Joel Dinerstein: He was very quiet, he hated conflict. He always walked in a very relaxed manner. That was a way of saying: I am going to live at my own pace. Not only does [did] he have the jazz in-group jargon but he also had his own personal slang. His manager once said that it took him three months to figure out what the hell Lester was saying. He decided, “I need to be protected from racism in my everyday life.” So he came up with wearing sunglasses at night and indoors because nobody is going to talk to a guy who is wearing sunglasses indoors.
INVENTION OF THE “HIPSTER”
Lester’s set of stylistic gestures were a way of maintaining an individuality that the majority of white society didn’t think that African-Americans even had, said Dinerstein. But a decade later many white people wanted in on it. With urbanization, a new African-American city slang emerged that white kids were desperate to learn.

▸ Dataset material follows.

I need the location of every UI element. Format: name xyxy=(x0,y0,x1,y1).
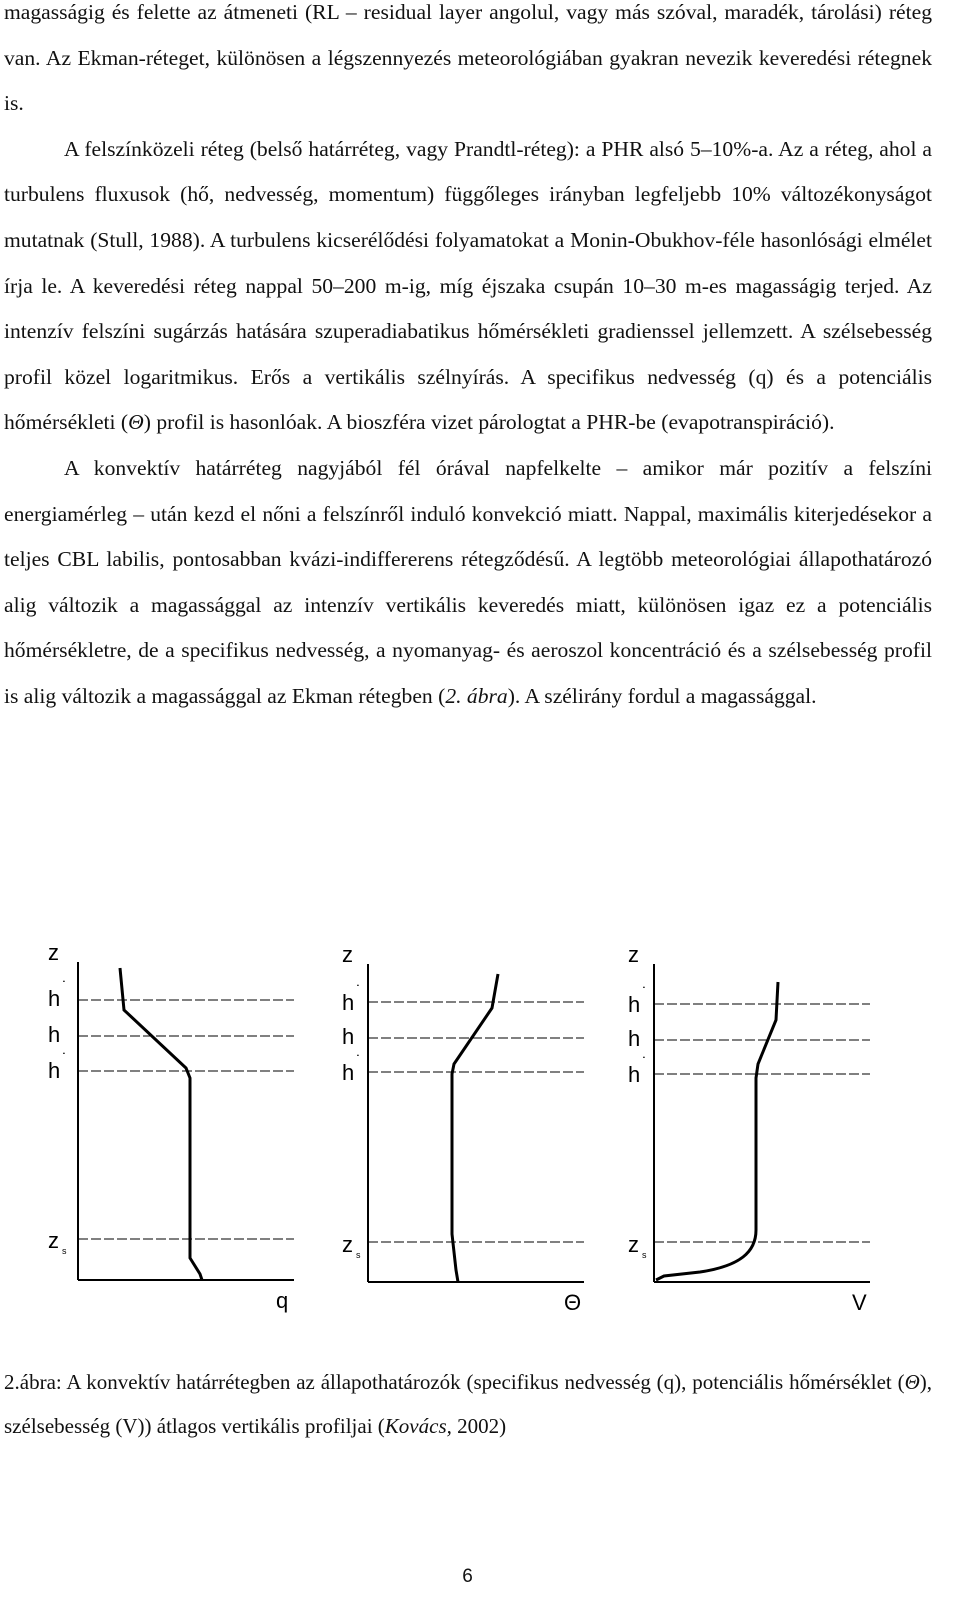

Joel Dinerstein: The language creation in this period is fast and furious. And a lot of these words become the slang that people mistakenly think is 60s slang. Almost all of that comes from jazz. The slang that jazz musicians used had been an obsession of swing era youth culture and then Beat Culture for thirty years.
TOO COOL FOR WHITE CASH
By the mid-1960s, cool had evolved. The civil rights movement provided the opportunity for an angry African-American man to be in public. This, said Dinerstein, set the scene for the epitome of 1960s cool, the boxer Muhammad Ali.
Joel Dinerstein: He played a psychological game both on his opponents and on white America. He changed [his name] from Cassius Clay to Mohammed Ali and angered the entire dominant white society. Rather than fight in Vietnam, Muhammad Ali went to jail for three years as a conscientious objector in the prime of his career as the world heavyweight champion. He gave up ten million dollars in earnings for his conscience. It is one of the coolest acts I have ever heard of.
CROSSING OVER
White cool has its own story to tell. Thanks to one iconic photo, the idea for which was borrowed from French existentialist Albert Camus, James Dean became the new teenage cool.
Joel Dinerstein: James Dean had a copy of an Albert Camus book... on the back cover is a very iconic photo. And so he gets a photo taken of himself in which he wears an overcoat with the collar up in the rain in New York, and it becomes one of the most iconic photos. James Dean made adolescent angst glamorous. He made it tragic and defiant.
ME ME ME
It did not matter that Dean in real life was an emotional mess, said Dinerstein. Immortalised by his early death, the actor coined a cool look that was easily sold.
Joel Dinerstein: What he left us with is what I would call the fetishisation of the self, “Why I’m important. How do I look cool?” And that is easily commodified. You can sell people that they can look rebellious. So this leads to advertising and corporations constantly anticipating how you might rebel and then selling it to you.
LESTER’S GESTURES
By the 1980s, cool was sold out. Now, being a successful musician that made a lot of money enhanced your cool rather than otherwise. But perhaps, says Dinerstein, cool has made a comeback, thanks to former President Barack Obama.
Joel Dinerstein: In every sense of being low-key and charismatic and having things under control and being relaxed – being a little too relaxed, for some of us, when he should have been angry! – Obama takes all of his pull from a historical aesthetic of cool.
JIVE DICTIONARY
Cab Calloway’s Hepster’s Dictionary (1938) is an introduction to the slang of musicians working in New York’s Harlem. This glossary of Harlem jive is thought to be the first dictionary written by an African-American. Cab Calloway was a bandleader and jazz legend and his small book is credited with helping introduce African-American slang to white America. The language it helped preserve still lives on in American English, in terms like “boogie-woogie”, “come again?” and “hep” (now hip).